Saturday and Sunday the other judge was another friend who has Labradors, which was fun by itself. I enjoy judging with friends.
On Saturday, the timekeeper thought that Tripper didn't go fast enough, so I didn't check with Dan to see if she'd qualified in his ring. When I checked the results that evening, though, she HAD qualified in my ring! Sunday morning I checked and she'd ALSO qualified in Dan's ring - ONE Double Q to go! She could do it TODAY.
I was between classes and got to watch her run in Dan's ring AND IT WAS GOOD! It was too much to hope for...
My Jumpers course had pretty good flow. I made extra sure it was laid out well, and I was as inconspicuous as I could be while being able to see everything. You see, I am one of Tripper's special friends and she'd been stealing glances at me all weekend, just dying to come and say hello!
Here's the course map:
Imagine you're in the sky looking down on the ring. Each of the little symbols is an obstacle - in this case they are jumps - straight lines with little rectangles on each side have "wings" to make the jump wider looking, the straight lines with little "T"s on them are "wingless", the one with two lines is a "double" (has two bars to jump over) and the one with three lines is a "triple" jump. The one jump without a number is a "dummy" jump - one that the dog shouldn't go over! The 12 dots in a line (number 12) are the weave poles. Dogs have to weave in and out in a serpentine pattern, starting with the first pole to their left.

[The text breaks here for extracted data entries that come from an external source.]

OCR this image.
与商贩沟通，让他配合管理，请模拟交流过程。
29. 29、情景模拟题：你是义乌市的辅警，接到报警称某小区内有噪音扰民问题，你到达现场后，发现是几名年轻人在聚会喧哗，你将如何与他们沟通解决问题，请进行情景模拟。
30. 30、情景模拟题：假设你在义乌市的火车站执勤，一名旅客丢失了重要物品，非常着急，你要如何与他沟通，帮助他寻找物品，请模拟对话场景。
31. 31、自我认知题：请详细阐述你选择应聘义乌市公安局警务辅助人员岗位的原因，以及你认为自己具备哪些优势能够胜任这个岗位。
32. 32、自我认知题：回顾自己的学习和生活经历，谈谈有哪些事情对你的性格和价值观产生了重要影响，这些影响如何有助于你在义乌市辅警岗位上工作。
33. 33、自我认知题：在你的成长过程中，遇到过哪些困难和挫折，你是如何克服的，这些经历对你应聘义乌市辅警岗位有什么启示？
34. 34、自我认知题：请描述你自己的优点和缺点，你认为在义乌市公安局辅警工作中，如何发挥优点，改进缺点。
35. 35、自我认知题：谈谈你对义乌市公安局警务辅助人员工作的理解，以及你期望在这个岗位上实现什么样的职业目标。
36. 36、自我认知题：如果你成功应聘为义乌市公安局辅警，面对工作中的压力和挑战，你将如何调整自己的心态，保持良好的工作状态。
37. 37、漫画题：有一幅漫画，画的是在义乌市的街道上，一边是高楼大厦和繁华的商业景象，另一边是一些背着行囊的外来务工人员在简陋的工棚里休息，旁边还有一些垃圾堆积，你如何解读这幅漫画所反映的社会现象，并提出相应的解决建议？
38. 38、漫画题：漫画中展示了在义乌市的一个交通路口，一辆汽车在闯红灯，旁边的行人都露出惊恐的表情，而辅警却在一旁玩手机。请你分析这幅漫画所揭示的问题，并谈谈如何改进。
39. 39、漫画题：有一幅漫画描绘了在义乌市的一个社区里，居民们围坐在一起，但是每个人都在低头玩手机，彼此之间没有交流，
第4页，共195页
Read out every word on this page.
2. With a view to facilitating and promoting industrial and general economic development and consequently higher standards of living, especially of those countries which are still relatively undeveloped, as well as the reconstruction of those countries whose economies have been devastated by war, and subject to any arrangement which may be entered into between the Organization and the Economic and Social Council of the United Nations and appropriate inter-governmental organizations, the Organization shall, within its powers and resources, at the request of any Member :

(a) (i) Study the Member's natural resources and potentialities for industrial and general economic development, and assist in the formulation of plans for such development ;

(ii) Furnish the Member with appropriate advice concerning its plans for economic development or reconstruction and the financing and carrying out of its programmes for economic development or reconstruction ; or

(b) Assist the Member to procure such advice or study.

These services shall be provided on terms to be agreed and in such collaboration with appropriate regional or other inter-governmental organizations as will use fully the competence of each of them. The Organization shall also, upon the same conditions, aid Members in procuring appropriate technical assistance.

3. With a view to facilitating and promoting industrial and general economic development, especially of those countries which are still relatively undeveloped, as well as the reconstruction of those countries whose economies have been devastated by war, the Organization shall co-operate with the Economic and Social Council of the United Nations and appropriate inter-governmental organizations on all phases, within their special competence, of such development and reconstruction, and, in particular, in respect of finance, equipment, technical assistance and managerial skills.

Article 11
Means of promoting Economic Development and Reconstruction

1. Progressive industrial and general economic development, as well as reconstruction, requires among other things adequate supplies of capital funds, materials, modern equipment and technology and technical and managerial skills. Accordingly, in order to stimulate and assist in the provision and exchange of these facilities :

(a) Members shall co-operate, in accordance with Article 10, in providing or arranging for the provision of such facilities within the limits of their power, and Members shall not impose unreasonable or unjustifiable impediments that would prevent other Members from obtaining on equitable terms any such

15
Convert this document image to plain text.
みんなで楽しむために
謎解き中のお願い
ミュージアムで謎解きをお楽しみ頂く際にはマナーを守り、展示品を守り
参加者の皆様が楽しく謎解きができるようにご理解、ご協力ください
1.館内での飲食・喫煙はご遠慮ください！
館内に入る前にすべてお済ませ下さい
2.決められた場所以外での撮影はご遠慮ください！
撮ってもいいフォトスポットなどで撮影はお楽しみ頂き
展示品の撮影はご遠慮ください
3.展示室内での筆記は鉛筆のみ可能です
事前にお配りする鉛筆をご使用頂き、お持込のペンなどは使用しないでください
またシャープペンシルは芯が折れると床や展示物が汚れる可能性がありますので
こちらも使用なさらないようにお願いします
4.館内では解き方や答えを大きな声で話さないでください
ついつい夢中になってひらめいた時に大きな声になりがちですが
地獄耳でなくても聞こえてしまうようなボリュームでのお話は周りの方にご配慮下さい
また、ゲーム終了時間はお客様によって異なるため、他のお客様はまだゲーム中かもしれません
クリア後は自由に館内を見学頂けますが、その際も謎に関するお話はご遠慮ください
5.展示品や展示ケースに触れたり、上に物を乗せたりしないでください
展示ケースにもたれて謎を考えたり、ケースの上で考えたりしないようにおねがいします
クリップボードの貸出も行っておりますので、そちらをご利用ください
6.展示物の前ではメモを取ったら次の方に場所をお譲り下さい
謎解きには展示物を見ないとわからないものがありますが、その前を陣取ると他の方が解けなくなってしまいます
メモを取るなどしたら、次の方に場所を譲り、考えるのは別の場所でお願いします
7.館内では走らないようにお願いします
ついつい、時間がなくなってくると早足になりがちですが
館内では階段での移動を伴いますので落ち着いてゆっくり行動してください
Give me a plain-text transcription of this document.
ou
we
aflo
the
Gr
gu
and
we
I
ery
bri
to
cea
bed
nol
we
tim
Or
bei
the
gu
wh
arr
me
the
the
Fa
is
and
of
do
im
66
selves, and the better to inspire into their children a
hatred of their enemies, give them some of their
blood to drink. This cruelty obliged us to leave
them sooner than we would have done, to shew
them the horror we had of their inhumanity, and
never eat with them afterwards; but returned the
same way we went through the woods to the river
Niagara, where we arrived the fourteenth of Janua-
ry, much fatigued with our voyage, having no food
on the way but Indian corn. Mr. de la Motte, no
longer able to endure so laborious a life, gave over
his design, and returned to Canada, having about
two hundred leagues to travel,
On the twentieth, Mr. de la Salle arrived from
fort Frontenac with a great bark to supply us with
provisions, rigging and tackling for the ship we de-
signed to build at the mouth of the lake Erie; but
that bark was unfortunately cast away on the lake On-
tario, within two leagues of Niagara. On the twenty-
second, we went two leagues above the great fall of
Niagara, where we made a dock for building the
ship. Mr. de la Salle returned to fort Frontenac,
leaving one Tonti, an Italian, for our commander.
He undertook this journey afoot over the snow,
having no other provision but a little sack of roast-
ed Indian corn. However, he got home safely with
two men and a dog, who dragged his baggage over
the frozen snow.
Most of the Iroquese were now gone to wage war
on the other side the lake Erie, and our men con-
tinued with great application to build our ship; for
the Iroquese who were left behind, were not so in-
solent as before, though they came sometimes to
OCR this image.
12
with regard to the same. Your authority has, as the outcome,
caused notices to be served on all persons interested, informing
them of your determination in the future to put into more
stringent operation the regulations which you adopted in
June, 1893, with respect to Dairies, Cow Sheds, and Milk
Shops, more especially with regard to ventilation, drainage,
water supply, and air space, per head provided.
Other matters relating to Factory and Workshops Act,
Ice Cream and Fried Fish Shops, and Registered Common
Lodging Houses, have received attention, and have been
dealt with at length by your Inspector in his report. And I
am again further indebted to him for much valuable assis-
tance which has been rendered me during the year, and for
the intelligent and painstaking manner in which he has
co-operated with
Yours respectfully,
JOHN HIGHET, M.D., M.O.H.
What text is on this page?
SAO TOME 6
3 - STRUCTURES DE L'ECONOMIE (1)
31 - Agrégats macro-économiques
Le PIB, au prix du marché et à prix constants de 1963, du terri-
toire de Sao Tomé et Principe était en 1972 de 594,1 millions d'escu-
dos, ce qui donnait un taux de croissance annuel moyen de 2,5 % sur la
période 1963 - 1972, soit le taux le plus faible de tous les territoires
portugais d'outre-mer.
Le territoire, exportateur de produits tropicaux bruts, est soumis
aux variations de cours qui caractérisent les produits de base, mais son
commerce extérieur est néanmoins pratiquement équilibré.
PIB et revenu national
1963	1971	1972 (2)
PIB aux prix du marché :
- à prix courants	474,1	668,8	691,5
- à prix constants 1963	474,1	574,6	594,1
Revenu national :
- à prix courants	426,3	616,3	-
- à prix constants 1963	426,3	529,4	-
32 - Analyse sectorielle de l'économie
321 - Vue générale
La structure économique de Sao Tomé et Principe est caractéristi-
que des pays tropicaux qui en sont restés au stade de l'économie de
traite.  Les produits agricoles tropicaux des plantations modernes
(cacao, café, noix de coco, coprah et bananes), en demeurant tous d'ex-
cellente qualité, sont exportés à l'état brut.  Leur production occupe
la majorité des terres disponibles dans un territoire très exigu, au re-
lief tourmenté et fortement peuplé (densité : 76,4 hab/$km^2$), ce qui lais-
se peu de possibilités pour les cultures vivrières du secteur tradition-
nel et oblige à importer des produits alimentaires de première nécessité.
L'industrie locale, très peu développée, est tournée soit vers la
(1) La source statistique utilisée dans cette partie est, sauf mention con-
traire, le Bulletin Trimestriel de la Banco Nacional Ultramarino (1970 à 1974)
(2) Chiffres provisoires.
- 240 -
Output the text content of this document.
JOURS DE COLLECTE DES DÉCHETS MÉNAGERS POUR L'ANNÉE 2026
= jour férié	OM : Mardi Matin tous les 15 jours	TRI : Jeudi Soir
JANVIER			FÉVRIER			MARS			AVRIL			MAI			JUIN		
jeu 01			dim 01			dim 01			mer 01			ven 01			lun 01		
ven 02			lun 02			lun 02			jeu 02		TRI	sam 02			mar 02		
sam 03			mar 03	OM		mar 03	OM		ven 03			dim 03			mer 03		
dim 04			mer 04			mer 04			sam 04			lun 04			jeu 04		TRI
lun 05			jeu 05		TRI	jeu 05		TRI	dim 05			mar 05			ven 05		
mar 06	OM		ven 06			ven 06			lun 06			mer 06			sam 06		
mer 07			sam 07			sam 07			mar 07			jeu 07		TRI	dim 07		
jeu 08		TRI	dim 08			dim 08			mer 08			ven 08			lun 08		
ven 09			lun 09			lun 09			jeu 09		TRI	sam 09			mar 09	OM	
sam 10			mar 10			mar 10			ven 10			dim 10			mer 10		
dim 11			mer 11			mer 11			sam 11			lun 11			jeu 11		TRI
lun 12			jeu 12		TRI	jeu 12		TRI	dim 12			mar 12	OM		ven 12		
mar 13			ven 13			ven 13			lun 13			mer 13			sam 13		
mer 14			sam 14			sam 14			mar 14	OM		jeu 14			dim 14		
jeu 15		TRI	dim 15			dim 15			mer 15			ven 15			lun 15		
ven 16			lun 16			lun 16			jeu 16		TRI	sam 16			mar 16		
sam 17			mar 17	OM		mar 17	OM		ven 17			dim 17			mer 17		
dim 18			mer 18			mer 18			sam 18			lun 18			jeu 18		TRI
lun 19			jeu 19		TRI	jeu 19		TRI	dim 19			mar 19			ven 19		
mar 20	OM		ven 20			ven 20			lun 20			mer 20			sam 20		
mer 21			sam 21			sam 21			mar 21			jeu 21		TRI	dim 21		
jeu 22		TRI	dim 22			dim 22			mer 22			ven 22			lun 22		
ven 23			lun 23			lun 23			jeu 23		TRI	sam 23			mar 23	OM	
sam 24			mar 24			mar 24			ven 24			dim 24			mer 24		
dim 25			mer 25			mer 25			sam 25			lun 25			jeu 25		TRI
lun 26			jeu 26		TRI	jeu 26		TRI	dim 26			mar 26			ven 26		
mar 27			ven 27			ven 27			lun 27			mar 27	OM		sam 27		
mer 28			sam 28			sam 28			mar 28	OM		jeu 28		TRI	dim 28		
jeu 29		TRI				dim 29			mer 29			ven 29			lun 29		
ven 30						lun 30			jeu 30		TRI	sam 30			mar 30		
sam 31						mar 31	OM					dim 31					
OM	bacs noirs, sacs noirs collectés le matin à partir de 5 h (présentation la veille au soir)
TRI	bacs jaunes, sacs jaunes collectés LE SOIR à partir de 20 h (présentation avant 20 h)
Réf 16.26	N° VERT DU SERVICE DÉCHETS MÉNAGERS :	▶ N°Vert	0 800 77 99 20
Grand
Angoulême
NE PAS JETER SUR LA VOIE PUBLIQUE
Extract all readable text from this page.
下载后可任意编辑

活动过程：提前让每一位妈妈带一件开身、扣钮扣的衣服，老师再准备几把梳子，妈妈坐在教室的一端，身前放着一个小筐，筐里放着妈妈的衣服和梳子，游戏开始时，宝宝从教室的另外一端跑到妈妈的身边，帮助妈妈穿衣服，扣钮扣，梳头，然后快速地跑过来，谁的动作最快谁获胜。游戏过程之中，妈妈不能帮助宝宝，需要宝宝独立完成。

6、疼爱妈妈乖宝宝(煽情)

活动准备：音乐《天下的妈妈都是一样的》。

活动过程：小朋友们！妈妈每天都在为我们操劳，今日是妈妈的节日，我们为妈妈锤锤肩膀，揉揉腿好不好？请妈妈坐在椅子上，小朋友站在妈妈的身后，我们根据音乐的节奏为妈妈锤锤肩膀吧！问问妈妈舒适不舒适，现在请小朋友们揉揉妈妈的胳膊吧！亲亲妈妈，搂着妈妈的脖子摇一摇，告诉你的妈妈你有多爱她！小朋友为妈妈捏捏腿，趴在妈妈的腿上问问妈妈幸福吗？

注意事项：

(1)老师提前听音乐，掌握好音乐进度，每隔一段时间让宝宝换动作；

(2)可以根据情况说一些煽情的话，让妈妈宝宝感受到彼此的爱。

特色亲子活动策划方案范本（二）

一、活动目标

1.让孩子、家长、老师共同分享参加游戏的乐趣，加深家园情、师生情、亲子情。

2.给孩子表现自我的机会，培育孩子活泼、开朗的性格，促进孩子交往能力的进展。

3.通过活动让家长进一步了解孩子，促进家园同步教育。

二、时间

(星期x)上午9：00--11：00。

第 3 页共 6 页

The curvy line is the perfect dog's path going from obstacle 1, all the way to obstacle 18. JP and the dashed line is the "Judge's Path" (for me), and the TS and RS are helpers in the ring. Agility takes a lot of helpers.
I had already judged quite a few dogs on this course, and knew it was going well. When I saw Lee and Tripper come to the start line I held my breath, crossed fingers and toes and watched. Tripper started, over 1-2 and around to 3 ... continued 4-5-6-7... through the serpentine 8-9-10... over the triple 11... finished all 12 weaves correctly... jumped around the pinwheel, 13-14-15, and headed down the final stretch...
CLEAN and FAST!!!
It is traditional that the dog and handler run a "Victory Lap" when they earn their MACH. All reservations aside, Lee got Tripper to turn on the afterburners for her Victory lap. The whole room was cheering and clapping. What a THRILL.
I got to award Lee and Tripper the final Q for their MACH.